For me, the year waxes and wanes with the school year. Fall term begins as we enter into September. Classes begin tomorrow. So the year is just starting for me. Being on campus the past few days, I’ve seen the strange influx of students and enthusiasm. I’ve also just finished moving into a new apartment!
I know a lot of people find packing and unpacking to be stressful. My friends never seemed to stop complaining about it this summer. Most of them never really finished unpacking by the time they needed to prep for the fall move in. Frazzled, they live out of suitcases even as the unpacking is put off for another weekend. Then as the fall term approaches, the half opened boxes are rushed back to the new dorm room. Students have so much packing and unpacking to do each year! Yet each time is a struggle!
Personally, I find packing to be kind of refreshing. Packing is the only time we really engage with everything we own. It’s when I’m packing that I recognize how much I hoard. I’m amazed by what I have squirreled away, not just physically but also the memories associated with bundled up scarves and the tactile experience of laying my hands through every book I own. Packing is when my body of possessions is fully in my body of knowledge. There’s something very particular about the smell of packing; the old smell of forgotten belongings mixed with the clean smell of just having tidied up. Usually, it’s an emotional feeling – of fullness, of being provided for, of remembering – that is reassuring. I am the whole house, floor to ceiling, as I fold myself up into boxes.
Packing is funny too because it changes the character of the space you live in. With all my things in boxes, the old apartment seemed bigger. Echoes bounced around the apartment without furniture or rugs. My cat started to sprint back and forth between the open rooms, her path unobstructed. Desolate rooms dedicated to stacks of boxes are abandoned. I bustle into my bedroom, the last bastion of unpacked comfort, to eat and relax.
During the process of packing, I started to think of the new place as home. After all, it was the focus of my thoughts so much of the time! Where will this go in the new place, I’d ask myself as I wrapped things in newspaper. What color bookshelves would open up the main room, I’d ponder over Ikea catalogues. I have so many plans and dreams for the new place: the dinner parties I’d host, the evenings curled in my new sofa, even the commute back was ruminated on.

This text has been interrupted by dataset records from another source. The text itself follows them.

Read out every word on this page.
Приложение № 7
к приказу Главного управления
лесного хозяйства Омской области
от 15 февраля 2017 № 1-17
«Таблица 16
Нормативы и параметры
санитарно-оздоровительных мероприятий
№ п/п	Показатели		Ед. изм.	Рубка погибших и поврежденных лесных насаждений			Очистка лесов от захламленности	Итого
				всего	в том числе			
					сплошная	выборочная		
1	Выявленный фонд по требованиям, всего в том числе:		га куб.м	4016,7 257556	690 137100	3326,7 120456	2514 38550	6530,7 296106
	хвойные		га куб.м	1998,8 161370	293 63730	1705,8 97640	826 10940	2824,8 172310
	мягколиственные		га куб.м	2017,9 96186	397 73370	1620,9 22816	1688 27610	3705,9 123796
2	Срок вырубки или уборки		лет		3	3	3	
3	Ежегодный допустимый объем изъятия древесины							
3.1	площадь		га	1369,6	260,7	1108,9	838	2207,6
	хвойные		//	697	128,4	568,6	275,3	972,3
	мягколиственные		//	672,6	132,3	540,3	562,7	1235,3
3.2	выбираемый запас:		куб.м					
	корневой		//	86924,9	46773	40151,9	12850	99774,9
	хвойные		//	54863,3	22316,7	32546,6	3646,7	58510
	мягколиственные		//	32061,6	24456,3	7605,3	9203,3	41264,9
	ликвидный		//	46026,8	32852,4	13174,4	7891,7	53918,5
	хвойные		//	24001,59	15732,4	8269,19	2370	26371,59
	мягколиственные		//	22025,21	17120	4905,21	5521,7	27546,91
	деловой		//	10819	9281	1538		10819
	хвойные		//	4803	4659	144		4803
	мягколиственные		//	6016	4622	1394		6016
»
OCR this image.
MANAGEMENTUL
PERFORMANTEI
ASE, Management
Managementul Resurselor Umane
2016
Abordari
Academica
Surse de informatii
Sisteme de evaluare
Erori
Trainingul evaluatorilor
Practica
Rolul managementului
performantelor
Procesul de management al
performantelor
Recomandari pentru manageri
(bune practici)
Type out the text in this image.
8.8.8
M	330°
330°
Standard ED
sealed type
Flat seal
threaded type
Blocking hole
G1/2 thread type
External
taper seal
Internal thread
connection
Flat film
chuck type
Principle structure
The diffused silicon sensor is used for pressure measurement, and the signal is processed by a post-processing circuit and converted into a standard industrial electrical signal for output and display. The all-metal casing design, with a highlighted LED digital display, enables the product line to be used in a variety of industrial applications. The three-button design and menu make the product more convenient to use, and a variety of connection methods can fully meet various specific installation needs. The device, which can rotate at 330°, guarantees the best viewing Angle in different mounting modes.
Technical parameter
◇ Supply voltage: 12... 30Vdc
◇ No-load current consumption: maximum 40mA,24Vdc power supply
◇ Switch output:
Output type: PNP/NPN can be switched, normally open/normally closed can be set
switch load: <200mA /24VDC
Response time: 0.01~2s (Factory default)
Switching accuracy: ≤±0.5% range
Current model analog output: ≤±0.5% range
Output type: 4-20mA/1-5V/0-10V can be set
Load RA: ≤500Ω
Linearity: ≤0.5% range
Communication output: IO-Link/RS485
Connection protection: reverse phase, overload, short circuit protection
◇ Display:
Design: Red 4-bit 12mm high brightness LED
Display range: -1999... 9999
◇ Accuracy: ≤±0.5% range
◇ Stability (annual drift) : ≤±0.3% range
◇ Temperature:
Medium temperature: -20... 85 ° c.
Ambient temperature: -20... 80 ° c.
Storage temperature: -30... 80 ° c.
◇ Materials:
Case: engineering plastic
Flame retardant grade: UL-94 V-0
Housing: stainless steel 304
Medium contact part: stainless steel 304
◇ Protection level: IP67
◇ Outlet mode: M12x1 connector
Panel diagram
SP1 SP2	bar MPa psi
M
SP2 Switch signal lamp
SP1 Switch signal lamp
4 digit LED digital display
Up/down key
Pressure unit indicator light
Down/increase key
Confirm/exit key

Now that I have the key to the new place and have turned in the key for the old, I’m feeling all sorts of strange emotions. I’m excited and exhilarated. The weight of the old place is removed. I feel doubt, worrying whether I chose the right place (and price) to move into. I’m buoyed by the thought of decorating absolutely to my taste, of the new plush sofa and convenience of a dishwasher. This new move doesn’t quite feel like home, even though I think of it that way. Lying out with my cat on the carpet, it still smells like the cleaning service and not like me. Not everything has settled into nooks and crannies of routine. I fiddle around with things, bustling the new fruit bowl from one side of the kitchen to the other, to see where it really fits. I’ve invested a lot in this move, not just financially but emotionally as well. I want this year to begin with momentum to keep going. Having a home to return to is really the key to that, I hope.
The year is beginning. It’s a time for starting over, creating something new.